Any move to honour Court at the Australian Open in January is likely to split opinion. The 77-year-old has been criticised for a series of homophobic remarks she has made for many years. In 1990 she once said that Martina Navratilova was a bad role model for children because she is gay. A vocal opponent of same-sex marriage, she said in another interview in 2017 that tennis was ‘full of lesbians’ and those who identify as transgender were ‘the work of the devil.’ In another incident, Court wrote a comment to an Australian newspaper is which she said took a swipe at former player Casey Dellacqua after she announced the birth of her child. Dellacqua is in a same-sex relationship.
There have been calls for Court’s name to be removed from one of the premier stadiums at the Australian Open in light of hew views. Billie Jean King, who is one of the founding members of the WTA, has previously called for the arena to be renamed.
“I don’t feel any of that should be brought into my tennis career,” Court told The Sydney Morning Herald about calls for her name being removed. “It was a different phase of my life from where I am now and if we are not big enough as a nation and a game to face those challenges there is something wrong.
“Many gay people think my name shouldn’t come off it. There are many gay people who don’t believe in gay marriage. They know that marriage is between a man and a woman and they will say that. Then you get the radicals coming at me, you have got these minority groups in every area now having a say and taking on nations and taking on big companies.”
Whilst her comments have triggered controversy, Court has insisted that she has nothing against gay people. Claiming she has members of the LGBT community attend her church. Following retirement from tennis, Court became a Christian pastor.
“I have gay people in the church. It is nothing against the people themselves, I just said what the Bible said. If I can’t say what the Bible says, there is something wrong.”
The ball is now very much in the court of Tennis Australia, who oversees the running of the Melbourne major. Although coming to a decision will not be easy. In June they were named as one of the best sporting organisations for LGBTIQ+ inclusion in the annual Pride Sport Awards in Melbourne.

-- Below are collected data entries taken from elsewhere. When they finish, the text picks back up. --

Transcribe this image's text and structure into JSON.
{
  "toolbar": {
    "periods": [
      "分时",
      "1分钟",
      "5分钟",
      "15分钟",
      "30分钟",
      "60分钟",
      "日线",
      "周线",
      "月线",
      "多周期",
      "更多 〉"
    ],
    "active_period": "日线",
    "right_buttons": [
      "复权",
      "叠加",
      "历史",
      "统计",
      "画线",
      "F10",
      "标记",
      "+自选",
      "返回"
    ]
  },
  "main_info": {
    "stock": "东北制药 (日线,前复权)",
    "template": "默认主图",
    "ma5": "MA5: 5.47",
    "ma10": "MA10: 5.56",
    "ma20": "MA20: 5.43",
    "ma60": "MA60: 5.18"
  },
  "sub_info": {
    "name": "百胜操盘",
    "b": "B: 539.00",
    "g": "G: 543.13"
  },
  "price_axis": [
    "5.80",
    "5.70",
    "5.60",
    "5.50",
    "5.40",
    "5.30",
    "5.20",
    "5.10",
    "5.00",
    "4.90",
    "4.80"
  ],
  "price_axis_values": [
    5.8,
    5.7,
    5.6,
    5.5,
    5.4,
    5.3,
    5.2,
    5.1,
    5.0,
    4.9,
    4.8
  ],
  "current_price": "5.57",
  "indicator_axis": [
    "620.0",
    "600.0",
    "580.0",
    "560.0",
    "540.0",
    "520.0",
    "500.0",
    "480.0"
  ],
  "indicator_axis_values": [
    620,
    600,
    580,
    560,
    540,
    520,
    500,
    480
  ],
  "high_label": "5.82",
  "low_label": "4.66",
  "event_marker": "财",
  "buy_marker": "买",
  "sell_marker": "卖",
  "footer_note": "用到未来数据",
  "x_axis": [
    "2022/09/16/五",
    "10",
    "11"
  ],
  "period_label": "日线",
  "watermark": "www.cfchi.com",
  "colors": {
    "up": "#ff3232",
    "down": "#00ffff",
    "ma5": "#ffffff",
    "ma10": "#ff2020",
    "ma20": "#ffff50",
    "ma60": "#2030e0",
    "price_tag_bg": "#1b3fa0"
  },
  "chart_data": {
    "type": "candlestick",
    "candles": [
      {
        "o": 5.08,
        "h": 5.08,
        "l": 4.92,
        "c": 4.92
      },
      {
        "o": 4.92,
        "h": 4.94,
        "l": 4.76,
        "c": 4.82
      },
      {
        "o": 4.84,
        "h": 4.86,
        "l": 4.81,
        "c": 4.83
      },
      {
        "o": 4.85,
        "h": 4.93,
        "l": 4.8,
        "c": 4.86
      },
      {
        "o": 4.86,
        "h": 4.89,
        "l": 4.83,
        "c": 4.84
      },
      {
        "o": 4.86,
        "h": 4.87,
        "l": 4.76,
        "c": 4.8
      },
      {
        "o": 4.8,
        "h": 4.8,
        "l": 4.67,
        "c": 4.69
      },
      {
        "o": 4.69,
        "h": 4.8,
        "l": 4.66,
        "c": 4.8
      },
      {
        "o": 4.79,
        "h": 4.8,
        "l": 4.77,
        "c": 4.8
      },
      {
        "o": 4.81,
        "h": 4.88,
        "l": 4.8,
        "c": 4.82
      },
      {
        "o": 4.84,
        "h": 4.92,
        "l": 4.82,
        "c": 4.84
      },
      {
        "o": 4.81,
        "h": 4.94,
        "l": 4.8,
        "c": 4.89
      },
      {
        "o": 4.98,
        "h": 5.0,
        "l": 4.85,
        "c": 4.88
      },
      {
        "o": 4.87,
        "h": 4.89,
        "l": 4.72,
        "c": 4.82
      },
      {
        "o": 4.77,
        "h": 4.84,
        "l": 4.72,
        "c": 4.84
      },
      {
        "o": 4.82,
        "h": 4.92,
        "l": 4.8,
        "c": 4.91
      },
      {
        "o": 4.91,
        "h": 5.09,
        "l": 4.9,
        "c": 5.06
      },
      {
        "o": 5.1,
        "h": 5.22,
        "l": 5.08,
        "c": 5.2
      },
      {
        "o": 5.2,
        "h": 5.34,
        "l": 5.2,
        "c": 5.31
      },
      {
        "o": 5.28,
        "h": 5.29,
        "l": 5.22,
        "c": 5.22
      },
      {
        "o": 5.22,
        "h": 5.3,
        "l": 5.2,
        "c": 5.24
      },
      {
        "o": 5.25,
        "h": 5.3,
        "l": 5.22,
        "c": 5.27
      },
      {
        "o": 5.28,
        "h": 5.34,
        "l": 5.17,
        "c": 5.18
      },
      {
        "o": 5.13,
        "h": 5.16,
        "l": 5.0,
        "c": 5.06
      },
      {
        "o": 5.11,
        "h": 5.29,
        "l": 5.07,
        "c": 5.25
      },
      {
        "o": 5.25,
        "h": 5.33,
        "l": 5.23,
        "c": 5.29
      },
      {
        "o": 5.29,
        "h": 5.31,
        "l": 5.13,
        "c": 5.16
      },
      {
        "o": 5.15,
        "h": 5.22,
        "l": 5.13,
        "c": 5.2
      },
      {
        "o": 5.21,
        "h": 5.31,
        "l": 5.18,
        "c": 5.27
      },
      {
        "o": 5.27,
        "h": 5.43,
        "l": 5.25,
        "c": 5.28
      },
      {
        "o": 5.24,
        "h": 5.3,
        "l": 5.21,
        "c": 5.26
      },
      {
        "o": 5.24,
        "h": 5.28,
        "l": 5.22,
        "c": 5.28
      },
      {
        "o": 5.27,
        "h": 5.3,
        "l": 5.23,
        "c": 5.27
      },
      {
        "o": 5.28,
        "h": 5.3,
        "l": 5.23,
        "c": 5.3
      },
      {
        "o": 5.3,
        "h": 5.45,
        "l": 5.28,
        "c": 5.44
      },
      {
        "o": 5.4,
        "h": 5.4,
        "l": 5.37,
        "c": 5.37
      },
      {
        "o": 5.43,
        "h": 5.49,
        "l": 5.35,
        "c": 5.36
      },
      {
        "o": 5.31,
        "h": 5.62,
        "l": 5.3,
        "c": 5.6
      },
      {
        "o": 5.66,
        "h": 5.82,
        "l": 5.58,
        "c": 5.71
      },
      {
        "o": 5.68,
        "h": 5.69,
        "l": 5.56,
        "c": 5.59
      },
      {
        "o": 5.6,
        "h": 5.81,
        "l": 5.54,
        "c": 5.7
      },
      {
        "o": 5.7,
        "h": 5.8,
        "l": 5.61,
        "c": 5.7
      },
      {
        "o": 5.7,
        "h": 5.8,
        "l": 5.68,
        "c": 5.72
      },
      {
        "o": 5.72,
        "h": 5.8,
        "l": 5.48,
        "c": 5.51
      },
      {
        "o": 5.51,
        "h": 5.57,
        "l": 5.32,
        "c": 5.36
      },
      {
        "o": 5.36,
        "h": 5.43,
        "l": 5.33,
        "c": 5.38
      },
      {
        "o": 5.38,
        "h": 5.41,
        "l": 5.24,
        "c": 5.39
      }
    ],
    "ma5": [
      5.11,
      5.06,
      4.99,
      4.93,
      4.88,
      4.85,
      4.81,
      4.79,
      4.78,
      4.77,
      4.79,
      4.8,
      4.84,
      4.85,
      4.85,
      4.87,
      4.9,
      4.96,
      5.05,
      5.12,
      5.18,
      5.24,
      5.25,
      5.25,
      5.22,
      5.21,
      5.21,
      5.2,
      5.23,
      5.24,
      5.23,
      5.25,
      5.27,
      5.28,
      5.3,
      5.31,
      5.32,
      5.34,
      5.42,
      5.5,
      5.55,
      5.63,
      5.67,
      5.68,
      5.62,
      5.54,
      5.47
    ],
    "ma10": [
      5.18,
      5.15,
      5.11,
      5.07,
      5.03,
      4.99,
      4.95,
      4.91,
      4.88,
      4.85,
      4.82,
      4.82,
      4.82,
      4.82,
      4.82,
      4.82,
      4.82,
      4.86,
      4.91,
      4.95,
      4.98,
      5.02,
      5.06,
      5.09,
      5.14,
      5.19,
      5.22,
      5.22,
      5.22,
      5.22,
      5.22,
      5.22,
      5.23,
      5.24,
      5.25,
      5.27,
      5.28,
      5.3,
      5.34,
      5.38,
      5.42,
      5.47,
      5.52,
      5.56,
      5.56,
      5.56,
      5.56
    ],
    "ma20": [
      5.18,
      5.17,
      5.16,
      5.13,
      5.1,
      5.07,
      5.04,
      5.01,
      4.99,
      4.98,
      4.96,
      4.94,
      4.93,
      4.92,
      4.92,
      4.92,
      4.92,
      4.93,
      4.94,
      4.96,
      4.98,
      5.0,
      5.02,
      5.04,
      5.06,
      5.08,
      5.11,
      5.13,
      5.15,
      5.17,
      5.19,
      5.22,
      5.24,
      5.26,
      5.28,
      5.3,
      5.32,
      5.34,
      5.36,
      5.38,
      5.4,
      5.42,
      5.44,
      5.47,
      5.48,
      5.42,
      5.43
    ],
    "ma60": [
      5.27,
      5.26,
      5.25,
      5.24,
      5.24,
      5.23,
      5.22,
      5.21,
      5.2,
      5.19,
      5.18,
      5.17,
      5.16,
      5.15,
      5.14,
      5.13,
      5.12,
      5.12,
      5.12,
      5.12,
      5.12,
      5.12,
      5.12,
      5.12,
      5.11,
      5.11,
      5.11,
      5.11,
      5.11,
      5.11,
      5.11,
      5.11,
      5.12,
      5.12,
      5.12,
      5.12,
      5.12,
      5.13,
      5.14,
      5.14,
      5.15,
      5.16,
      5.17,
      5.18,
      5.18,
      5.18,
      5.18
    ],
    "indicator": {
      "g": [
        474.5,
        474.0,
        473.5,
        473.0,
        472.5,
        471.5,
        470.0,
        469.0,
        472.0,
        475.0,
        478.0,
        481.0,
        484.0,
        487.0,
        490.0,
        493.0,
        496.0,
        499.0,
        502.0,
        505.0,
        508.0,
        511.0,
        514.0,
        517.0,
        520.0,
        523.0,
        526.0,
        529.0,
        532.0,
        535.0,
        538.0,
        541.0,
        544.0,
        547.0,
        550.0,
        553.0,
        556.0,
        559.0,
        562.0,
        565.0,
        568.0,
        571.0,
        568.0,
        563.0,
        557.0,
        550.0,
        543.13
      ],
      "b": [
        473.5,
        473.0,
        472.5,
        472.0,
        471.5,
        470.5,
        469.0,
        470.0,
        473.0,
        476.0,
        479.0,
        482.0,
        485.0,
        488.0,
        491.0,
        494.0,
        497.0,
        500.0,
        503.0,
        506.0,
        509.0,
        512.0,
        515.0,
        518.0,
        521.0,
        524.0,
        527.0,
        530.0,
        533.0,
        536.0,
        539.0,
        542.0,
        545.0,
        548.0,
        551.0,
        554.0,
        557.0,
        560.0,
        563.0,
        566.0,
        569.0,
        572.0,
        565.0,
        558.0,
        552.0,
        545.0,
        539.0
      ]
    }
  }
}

“As previously stated, Tennis Australia recognises the tennis achievements of Margaret Court, although her views do not align with our values of equality, diversity and inclusion.” A statement from Tennis Australia reads.
During her career Court won 140 titles in the Open Era (1968 onwards). 92 of those were in singles and 48 were in doubles. At the 1963 Australian Open and 1970 US Open she won all three titles in singles, doubles and mixed doubles.